The NCI High Performance Computing (HPC) and High Performance Data (HPD) Platform to Support the Analysis of Petascale Environmental Data Collections
Abstract:The National Computational Infrastructure (NCI) has co-located a priority set of national data assets within a HPC research platform. This powerful in-situ computational platform has been created to help serve and analyse the massive amounts of data across the spectrum of environmental collections – in particular the climate, observational data and geoscientific domains. This paper examines the infrastructure, innovation and opportunity for this significant research platform.
NCI currently manages nationally significant data collections (10+ PB) categorised as 1) earth system sciences, climate and weather model data assets and products, 2) earth and marine observations and products, 3) geosciences, 4) terrestrial ecosystem, 5) water management and hydrology, and 6) astronomy, social science and biosciences. The data is largely sourced from the NCI partners (who include the custodians of many of the national scientific records), major research communities, and collaborating overseas organisations. By co-locating these large valuable data assets, new opportunities have arisen by harmonising the data collections, making a powerful transdisciplinary research platform
The data is accessible within an integrated HPC-HPD environment - a 1.2 PFlop supercomputer (Raijin), a HPC class 3000 core OpenStack cloud system and several highly connected large scale and high-bandwidth Lustre filesystems.
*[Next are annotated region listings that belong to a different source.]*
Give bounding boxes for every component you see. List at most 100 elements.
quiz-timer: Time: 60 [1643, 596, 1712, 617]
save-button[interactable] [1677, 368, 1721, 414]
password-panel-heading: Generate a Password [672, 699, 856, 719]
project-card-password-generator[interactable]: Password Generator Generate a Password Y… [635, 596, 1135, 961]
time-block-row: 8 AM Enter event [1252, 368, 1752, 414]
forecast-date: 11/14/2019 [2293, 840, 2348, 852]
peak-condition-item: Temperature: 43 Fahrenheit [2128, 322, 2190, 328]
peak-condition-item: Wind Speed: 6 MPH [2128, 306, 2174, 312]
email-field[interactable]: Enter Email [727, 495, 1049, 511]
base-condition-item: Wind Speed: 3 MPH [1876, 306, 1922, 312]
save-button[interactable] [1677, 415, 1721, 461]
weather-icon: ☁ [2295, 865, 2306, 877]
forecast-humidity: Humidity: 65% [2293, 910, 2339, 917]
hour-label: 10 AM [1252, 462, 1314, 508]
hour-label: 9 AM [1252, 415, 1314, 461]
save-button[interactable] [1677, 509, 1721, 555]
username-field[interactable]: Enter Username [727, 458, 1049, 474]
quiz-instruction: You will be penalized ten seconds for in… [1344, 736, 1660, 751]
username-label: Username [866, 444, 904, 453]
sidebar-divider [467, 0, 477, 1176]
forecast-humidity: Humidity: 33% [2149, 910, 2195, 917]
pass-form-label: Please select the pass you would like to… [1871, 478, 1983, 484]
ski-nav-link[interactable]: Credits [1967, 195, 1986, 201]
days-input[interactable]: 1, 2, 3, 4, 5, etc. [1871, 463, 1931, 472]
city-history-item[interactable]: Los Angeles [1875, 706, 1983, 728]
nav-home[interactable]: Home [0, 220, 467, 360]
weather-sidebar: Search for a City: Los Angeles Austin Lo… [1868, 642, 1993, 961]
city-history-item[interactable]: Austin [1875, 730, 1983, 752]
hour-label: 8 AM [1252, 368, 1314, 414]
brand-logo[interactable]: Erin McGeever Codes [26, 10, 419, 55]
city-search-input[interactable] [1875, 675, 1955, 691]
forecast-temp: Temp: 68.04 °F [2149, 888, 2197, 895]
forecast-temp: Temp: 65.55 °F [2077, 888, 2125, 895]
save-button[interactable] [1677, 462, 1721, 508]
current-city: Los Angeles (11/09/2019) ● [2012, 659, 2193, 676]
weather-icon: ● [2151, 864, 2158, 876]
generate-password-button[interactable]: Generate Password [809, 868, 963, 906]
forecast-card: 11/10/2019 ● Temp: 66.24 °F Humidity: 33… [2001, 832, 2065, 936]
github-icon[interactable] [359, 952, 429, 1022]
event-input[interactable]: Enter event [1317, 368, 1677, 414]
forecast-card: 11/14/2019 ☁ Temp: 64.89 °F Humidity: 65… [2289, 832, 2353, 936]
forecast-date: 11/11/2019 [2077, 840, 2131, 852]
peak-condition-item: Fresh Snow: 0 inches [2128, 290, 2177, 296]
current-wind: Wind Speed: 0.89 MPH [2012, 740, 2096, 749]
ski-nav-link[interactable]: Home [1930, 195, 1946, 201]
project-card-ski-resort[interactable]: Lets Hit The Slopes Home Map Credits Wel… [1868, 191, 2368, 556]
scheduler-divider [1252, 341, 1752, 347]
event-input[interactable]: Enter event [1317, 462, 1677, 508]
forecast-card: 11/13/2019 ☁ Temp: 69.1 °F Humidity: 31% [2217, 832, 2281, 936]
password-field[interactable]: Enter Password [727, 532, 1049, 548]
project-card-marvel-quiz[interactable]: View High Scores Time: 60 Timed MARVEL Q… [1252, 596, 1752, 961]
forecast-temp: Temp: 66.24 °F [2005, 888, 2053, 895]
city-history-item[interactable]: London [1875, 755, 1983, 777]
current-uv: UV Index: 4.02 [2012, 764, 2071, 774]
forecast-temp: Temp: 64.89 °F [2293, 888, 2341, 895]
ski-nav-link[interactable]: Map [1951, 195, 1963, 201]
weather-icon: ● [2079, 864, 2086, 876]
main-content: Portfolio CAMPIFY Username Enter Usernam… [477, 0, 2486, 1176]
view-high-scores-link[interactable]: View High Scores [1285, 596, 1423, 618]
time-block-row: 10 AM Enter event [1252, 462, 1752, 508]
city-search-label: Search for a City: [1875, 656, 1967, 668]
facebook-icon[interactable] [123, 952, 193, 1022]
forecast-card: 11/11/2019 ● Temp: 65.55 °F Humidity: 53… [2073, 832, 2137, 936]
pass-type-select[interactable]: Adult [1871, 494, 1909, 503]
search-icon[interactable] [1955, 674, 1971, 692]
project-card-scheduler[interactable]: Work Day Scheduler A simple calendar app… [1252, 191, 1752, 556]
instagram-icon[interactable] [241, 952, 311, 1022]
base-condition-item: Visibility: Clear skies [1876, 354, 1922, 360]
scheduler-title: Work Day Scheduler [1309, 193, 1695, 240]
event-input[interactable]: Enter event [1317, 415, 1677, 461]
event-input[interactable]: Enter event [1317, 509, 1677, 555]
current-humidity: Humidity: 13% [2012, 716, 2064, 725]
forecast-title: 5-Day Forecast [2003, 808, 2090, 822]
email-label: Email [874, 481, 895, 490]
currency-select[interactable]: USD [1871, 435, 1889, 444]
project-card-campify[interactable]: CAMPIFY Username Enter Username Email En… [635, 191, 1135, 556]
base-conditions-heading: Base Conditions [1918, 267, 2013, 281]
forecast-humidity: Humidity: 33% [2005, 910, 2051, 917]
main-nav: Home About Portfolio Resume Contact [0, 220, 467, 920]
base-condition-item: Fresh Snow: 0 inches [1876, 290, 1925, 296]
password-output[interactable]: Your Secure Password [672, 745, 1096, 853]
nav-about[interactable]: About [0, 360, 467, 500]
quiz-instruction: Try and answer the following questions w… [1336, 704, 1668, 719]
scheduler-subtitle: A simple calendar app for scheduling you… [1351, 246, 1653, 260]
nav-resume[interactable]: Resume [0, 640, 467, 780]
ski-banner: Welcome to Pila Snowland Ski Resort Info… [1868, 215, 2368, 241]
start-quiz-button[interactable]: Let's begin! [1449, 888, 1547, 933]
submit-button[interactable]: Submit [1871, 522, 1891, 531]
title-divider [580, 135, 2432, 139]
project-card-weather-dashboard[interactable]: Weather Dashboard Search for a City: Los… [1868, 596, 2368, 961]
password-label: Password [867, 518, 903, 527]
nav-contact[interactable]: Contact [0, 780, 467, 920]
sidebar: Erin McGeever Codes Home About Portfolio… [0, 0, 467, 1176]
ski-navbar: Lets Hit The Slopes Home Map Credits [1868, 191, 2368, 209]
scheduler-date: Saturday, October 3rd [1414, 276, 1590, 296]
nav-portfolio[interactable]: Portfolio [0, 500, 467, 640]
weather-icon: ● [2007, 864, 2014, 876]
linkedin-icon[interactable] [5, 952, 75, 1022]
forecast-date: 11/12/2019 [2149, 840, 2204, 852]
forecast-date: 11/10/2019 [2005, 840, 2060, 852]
New scientific software, cloud-scale techniques, server-side visualisation and data services have been harnessed and integrated into the platform, so that analysis is performed seamlessly across the traditional boundaries of the underlying data domains. Characterisation of the techniques along with performance profiling ensures scalability of each software component, all of which can either be enhanced or replaced through future improvements.
A Development-to-Operations (DevOps) framework has also been implemented to manage the scale of the software complexity alone. This ensures that software is both upgradable and maintainable, and can be readily reused with complexly integrated systems and become part of the growing global trusted community tools for cross-disciplinary research.